A team assembled by the universities has begun exploring how the creation of a PA I-Corps Network could enhance the sharing of best practices on curricula, training, mentoring and support activities for aspiring entrepreneurs. The team is also exploring strategies to help expand participation in the I-Corps program by all higher education institutions in Pennsylvania and how I-Corps curricula and tools can benefit non-academic startups supported by the Ben Franklin Technology Partners that are also vital to job creation in Pennsylvania.

Ben Franklin is a Pennsylvania-funded, award-winning technology-based economic development organization that directly invests in and links early-stage firms and established manufacturers with follow-on funding, expertise, and university resources. Convening a statewide gathering to exchange best practices and explore collaboration is also being considered.

"Within a span of only five years, the NSF Innovation Corps program has established a new model for catalyzing and fostering an innovation ecosystem that is firmly grounded in fundamental scientific research.
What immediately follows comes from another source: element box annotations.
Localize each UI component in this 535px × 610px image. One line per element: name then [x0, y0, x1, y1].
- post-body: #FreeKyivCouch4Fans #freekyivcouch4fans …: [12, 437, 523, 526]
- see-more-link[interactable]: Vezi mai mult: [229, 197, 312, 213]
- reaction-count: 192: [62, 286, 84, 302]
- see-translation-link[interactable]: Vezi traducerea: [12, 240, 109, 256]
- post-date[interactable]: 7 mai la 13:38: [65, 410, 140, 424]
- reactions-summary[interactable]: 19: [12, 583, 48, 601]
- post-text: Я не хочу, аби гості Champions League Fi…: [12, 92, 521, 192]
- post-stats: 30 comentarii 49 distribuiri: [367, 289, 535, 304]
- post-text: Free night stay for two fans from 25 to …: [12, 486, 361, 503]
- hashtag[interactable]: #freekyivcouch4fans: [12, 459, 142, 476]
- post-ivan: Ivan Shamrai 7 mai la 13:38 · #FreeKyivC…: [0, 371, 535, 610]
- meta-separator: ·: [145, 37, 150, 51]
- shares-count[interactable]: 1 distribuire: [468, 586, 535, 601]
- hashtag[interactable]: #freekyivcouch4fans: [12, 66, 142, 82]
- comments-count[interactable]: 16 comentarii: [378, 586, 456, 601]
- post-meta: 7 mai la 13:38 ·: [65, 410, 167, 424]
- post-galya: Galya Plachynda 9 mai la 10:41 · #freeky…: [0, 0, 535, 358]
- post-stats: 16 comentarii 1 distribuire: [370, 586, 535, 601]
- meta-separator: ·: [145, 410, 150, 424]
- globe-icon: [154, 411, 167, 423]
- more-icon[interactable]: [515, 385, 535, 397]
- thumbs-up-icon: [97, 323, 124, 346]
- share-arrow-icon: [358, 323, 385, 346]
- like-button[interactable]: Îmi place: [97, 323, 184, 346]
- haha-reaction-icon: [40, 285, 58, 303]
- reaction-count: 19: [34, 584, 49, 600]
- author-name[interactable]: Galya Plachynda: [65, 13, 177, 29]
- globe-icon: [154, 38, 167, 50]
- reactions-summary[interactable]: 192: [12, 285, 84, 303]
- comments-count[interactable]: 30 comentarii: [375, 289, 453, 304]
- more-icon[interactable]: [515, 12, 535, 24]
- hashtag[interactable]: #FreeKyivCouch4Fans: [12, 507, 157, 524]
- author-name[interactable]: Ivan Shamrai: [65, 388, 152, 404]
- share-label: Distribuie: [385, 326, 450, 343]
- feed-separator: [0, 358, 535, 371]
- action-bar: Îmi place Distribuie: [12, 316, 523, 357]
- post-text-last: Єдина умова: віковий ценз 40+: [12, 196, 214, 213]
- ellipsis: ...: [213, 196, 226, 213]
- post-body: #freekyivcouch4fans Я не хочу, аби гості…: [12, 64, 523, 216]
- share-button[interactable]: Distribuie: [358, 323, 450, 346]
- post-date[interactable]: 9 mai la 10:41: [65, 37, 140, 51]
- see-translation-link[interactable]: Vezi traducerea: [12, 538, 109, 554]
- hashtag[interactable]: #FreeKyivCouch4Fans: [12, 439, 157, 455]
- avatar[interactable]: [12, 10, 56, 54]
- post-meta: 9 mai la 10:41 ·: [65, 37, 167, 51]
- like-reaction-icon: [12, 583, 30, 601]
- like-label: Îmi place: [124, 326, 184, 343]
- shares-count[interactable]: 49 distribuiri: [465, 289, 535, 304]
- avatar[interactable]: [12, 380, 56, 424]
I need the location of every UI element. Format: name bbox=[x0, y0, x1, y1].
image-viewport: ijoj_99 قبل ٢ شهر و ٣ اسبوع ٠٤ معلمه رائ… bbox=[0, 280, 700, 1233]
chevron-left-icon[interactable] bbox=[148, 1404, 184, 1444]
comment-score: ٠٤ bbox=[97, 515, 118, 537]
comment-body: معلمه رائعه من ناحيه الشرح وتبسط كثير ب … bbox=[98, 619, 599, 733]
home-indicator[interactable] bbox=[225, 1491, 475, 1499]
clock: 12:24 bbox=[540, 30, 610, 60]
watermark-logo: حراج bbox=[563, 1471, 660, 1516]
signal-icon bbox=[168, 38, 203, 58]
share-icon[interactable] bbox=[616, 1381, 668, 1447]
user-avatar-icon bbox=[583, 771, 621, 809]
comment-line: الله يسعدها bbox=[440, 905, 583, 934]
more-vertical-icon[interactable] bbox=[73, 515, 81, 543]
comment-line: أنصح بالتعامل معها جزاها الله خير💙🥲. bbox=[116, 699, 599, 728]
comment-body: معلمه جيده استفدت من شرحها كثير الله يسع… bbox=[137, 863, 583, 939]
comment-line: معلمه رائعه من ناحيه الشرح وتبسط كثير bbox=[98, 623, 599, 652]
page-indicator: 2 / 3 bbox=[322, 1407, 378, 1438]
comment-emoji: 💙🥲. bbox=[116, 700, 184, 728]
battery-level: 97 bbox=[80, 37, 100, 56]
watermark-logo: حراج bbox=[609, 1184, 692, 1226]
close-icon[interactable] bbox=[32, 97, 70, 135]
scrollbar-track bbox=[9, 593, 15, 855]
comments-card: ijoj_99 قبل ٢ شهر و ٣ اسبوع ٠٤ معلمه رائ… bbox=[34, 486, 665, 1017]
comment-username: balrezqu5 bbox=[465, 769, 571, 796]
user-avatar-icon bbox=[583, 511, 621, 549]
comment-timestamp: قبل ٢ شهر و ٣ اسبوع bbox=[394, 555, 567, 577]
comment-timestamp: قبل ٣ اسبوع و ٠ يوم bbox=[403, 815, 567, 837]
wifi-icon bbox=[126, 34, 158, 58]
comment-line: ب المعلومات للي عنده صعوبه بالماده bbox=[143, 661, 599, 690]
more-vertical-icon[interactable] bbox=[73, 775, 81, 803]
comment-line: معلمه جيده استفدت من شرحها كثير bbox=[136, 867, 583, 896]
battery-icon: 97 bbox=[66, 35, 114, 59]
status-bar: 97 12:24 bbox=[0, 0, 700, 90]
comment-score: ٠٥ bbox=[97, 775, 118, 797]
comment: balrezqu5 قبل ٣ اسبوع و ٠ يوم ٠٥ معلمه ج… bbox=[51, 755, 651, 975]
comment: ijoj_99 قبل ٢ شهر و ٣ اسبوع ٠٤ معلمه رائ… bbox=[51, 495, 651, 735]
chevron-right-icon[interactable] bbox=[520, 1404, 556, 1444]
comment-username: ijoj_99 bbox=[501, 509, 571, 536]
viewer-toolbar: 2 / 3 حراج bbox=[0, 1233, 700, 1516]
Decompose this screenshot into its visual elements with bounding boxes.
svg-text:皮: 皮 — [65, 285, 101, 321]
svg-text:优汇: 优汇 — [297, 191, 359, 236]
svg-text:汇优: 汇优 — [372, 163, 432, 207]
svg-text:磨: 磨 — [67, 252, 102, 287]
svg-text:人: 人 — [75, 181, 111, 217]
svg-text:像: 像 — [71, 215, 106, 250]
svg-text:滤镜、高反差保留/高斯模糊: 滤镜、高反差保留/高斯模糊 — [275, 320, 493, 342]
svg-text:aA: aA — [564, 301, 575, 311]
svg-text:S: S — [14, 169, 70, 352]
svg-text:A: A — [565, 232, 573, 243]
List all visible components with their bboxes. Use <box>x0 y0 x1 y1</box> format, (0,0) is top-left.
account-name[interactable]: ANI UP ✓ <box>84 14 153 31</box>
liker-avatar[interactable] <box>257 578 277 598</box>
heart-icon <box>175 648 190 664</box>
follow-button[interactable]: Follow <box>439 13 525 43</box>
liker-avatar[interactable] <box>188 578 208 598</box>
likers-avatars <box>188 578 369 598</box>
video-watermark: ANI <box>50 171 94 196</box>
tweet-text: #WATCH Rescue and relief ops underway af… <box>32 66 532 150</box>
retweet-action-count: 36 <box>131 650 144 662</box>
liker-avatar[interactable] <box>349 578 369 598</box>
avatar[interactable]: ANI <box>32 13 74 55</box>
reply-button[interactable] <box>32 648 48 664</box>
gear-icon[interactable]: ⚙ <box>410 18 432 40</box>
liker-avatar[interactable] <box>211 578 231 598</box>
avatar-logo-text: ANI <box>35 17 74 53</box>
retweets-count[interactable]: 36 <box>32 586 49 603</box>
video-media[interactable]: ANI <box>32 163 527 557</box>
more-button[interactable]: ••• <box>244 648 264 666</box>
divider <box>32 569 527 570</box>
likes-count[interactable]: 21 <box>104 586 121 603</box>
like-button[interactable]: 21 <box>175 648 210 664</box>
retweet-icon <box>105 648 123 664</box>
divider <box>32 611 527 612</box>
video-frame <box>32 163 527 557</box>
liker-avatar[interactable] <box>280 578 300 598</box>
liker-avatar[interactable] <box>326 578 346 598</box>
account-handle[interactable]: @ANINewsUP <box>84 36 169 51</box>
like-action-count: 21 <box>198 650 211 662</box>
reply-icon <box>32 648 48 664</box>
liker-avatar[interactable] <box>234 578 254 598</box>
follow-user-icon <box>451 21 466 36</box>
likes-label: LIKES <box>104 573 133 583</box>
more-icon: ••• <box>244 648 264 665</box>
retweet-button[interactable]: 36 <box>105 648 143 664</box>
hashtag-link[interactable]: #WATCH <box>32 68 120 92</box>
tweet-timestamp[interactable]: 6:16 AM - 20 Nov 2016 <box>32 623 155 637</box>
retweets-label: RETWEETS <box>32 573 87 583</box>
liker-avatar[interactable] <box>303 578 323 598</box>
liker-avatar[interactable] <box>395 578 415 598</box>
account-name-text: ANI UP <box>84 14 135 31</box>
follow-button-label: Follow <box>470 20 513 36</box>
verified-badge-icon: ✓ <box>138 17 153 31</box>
I am delighted that the U.S. Congress and other federal agencies have strongly endorsed and embraced this program," said Carnegie Mellon University President Subra Suresh, who led the creation of I-Corps as Director of the National Science Foundation.

"I am also pleased that CMU, along with our sister institutions in the Commonwealth of Pennsylvania, have decided to explore stronger collaboration on state-wide I-Corps activities," he said.

The NSF I-Corps Site program at CMU has drawn 203 participants so far, including 73 faculty members in four cohorts and 65 teams, from Fall 2014 through Spring 2016.

The University of Pennsylvania and the University of Pittsburgh are also I-Corps sites and other Pennsylvania research universities participate in other site programs and have faculty participating in I-Corps teams. These I-Corps activities are part of aggressive initiatives at each institution to strengthen campus entrepreneurship programs and outreach in Pennsylvania. They have also benefited from collaboration and expertise from the Ben Franklin Technology Partners.

The potential creation of a Pennsylvania I-Corps Network would be the latest initiative in the state's decades-long leadership in technology-based economic development. The nationally recognized Ben Franklin Technology Partners statewide network has created 140,000 new Pennsylvania jobs since 1989 and returned $3.60 in additional state tax revenue for every $1 invested in the program.  Engineering universities in Pennsylvania contribute over $30 billion in economic impact each year, have launched more than 150 companies and advanced thousands of patent applications in just the last five years.

Another significant initiative in Pennsylvania is the Innovation Partnership (IPART) program, which brings together Pennsylvania's universities and the Ben Franklin Technology Partners to improve the success of Pennsylvania companies competing for federal Small Business Innovation Research and Small Business Technology Transfer awards. IPART has benefited more than 500 teams and helped attract over $27 million in awards to Pennsylvania entrepreneurs.